Além disse, Etzioni diz que existem 3 tipos de Organizações:
  1. Coercitivas: Organizações como o exército, baseadas na punição e recompensa. Nessas organizações existe alto grau de especialização dos funcionários, e seus funcionários acabam com comportamento alienado. O funcionário não sabe seu valor dentro da Organização e se for demitido sai dali sem saber o que fazer da vida. (essa é uma crítica de Etzioni a Escola Clássica).
  2. Normativas ou Burocráticas: Nessas Organizações o funcionário fica com a impressão de que deve muito a empresa, e que ela o contrata por favor. Ele "veste a camisa" da empresa. Lida com comportamento moral. O funcionário acaba por não saber o seu real valor dentro da Organização e tem a impressão de que se não fosse a empresa ele não seria nada. Leva a alienação. Exemplos: RBS e Gerdau. [Na Gerdau, que há um tempo atrás "fez uma faxina" no seu quadro de funcionários, alguns funcionários, mesmo demitidos, disseram que "dedicaram a vida à empresa e devem muito a ela".]
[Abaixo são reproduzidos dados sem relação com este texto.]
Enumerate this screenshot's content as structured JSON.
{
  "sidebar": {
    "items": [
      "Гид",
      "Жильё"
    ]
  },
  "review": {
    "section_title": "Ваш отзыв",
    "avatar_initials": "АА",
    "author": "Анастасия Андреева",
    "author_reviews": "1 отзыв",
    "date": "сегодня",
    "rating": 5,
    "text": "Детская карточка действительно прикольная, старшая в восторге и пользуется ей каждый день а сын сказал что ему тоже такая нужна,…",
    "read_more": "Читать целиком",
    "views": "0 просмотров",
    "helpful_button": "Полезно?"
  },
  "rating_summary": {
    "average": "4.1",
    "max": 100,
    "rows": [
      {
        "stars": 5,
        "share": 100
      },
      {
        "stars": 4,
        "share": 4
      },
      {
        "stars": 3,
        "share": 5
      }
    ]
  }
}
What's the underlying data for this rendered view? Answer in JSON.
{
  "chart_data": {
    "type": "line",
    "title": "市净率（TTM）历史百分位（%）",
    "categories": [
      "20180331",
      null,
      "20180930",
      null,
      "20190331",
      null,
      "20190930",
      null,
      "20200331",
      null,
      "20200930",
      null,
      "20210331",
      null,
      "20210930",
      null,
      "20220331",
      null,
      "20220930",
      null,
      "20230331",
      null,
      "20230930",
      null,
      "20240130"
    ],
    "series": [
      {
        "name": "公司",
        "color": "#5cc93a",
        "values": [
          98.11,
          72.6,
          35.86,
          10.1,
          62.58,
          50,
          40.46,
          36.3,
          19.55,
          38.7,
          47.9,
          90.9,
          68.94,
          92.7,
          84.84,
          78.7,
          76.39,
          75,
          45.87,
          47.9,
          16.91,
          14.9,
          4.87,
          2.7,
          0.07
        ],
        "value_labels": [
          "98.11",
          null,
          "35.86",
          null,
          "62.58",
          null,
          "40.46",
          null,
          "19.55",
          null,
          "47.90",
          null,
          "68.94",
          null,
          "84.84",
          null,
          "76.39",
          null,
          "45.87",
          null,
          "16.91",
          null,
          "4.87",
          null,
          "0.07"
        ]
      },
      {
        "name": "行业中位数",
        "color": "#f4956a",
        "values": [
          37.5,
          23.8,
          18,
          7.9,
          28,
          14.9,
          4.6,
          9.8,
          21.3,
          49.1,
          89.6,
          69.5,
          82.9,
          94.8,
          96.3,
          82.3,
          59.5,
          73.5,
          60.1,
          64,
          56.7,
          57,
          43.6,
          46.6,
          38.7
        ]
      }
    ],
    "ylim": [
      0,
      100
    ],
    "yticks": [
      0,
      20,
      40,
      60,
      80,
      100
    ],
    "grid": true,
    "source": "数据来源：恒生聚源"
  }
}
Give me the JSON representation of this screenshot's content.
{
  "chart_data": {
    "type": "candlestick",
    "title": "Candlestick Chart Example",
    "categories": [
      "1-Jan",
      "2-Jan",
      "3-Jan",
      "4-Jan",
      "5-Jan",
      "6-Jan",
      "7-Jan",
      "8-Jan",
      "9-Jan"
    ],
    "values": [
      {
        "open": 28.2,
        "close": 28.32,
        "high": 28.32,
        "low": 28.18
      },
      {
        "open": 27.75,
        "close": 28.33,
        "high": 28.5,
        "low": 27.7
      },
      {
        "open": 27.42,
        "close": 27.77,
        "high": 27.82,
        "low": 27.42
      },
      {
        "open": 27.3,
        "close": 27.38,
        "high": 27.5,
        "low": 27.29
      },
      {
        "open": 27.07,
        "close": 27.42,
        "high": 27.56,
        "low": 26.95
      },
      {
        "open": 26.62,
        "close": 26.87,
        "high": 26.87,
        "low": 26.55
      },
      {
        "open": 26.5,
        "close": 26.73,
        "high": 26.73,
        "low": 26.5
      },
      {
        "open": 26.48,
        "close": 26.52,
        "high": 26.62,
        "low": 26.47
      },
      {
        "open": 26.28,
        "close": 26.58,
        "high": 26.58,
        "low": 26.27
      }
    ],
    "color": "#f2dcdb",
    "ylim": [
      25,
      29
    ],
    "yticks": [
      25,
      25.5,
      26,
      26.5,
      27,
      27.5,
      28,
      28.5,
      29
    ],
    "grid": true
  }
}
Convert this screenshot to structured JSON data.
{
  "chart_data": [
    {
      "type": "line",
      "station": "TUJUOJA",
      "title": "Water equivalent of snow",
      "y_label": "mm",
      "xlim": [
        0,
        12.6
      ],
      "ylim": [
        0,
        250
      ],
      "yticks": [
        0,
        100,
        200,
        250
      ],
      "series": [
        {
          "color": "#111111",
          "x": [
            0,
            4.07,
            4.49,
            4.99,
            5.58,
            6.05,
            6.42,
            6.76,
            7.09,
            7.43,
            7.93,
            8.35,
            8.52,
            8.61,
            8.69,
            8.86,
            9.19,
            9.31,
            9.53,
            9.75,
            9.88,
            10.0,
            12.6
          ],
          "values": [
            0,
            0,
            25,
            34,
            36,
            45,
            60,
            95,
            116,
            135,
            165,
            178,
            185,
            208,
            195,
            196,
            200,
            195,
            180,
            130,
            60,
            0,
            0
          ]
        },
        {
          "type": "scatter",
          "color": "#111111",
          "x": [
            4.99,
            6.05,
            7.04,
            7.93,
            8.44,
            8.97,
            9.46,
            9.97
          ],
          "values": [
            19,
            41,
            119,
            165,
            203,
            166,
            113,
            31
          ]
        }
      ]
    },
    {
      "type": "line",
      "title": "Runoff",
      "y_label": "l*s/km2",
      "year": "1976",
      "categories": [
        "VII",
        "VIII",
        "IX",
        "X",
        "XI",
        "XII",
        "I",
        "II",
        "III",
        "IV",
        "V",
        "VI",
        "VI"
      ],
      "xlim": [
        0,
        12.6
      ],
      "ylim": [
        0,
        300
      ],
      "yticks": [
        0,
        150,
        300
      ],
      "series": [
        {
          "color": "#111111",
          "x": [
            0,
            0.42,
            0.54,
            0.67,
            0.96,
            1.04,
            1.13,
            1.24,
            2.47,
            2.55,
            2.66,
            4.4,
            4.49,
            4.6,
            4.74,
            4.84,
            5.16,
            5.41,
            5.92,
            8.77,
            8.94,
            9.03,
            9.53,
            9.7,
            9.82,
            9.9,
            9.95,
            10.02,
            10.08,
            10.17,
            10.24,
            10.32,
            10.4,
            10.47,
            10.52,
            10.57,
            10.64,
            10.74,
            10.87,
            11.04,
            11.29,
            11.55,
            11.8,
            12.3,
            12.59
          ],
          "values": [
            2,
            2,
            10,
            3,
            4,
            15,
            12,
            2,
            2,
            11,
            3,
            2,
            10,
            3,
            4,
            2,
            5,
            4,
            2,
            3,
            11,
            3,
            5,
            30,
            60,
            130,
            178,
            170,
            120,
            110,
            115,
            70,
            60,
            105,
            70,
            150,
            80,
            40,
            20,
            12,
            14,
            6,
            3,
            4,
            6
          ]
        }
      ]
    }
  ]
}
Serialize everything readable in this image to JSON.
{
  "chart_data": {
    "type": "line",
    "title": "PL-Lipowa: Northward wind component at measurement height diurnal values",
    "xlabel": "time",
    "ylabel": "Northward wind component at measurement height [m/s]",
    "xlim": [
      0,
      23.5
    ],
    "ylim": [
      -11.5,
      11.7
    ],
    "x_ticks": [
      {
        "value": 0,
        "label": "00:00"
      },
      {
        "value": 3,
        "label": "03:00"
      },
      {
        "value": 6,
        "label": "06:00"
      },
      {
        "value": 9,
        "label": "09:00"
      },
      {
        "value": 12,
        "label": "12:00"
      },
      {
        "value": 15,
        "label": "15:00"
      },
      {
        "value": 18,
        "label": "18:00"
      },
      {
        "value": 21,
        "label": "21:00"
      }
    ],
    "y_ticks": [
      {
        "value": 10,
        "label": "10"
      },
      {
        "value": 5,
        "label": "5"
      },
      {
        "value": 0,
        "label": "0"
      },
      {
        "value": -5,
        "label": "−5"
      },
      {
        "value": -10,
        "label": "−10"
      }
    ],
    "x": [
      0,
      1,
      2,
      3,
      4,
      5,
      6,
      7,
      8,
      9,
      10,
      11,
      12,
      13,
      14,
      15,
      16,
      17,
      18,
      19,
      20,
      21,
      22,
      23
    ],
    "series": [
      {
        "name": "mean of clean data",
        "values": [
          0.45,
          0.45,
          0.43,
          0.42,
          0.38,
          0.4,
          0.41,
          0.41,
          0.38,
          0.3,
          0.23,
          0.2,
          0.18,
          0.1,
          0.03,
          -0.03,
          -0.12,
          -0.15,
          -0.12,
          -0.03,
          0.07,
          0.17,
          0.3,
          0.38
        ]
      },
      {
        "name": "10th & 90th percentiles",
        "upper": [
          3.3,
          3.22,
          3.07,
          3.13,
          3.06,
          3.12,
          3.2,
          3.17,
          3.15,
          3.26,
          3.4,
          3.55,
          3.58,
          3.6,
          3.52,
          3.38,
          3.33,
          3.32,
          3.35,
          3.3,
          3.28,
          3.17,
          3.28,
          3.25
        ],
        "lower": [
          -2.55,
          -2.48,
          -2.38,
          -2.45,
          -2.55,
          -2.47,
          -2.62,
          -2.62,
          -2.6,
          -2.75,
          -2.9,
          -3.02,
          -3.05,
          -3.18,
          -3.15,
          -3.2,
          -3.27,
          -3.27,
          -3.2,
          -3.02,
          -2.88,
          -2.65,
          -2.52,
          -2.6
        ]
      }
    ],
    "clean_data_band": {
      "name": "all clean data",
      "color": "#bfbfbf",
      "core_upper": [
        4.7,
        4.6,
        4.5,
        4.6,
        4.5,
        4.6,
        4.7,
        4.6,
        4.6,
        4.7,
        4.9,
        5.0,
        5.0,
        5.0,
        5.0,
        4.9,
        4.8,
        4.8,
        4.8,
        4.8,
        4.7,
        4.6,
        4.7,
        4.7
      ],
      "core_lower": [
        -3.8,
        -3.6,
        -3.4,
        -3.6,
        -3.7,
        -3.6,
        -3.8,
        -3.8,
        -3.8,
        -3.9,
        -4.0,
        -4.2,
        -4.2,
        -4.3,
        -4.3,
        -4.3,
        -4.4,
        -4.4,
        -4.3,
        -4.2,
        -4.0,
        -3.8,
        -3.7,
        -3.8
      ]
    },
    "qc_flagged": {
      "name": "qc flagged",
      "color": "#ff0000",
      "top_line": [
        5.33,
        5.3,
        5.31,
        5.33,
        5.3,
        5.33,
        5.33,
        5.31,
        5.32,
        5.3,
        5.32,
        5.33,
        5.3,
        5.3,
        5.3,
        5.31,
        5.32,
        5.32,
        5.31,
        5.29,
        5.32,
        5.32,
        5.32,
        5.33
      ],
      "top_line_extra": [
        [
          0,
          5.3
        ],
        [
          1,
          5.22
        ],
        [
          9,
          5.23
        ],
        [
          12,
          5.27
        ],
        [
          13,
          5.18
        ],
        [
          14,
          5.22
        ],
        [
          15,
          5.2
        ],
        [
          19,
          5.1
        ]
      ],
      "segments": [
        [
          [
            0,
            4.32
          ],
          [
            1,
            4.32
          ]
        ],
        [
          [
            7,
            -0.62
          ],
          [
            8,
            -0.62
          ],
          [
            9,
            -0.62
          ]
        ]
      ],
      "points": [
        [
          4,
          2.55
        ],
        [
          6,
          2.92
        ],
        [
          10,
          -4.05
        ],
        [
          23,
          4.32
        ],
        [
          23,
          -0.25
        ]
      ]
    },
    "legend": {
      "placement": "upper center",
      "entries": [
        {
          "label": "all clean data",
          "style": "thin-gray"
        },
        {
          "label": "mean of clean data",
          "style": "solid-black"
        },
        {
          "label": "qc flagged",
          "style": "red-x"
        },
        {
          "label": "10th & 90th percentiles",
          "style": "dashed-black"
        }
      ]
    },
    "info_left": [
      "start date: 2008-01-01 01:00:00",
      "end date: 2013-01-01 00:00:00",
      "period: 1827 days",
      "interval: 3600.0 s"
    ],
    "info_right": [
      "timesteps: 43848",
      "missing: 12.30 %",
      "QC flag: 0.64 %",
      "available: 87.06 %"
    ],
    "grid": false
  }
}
  3. Utilitaristas: Organizações estáveis que lidam com comportamento calculista. A empresa aproveita o funcionário ao máximo e o funcionário aproveita a empresa ao máximo. Existe um equilíbrio entre os interesses da Organização e do funcionário. Pressupõe a não estabilidade do emprego, visto que a qualquer momento que o funcionário não ser mais útil, deve ser descartado. Por sua vez, o funcionário, se encontrar emprego melhor, deve sair da Organização. O funcionário e a Organização se colocam de igual pra igual, observam seus interesses e permanecem juntos enquanto for útil para os dois lados.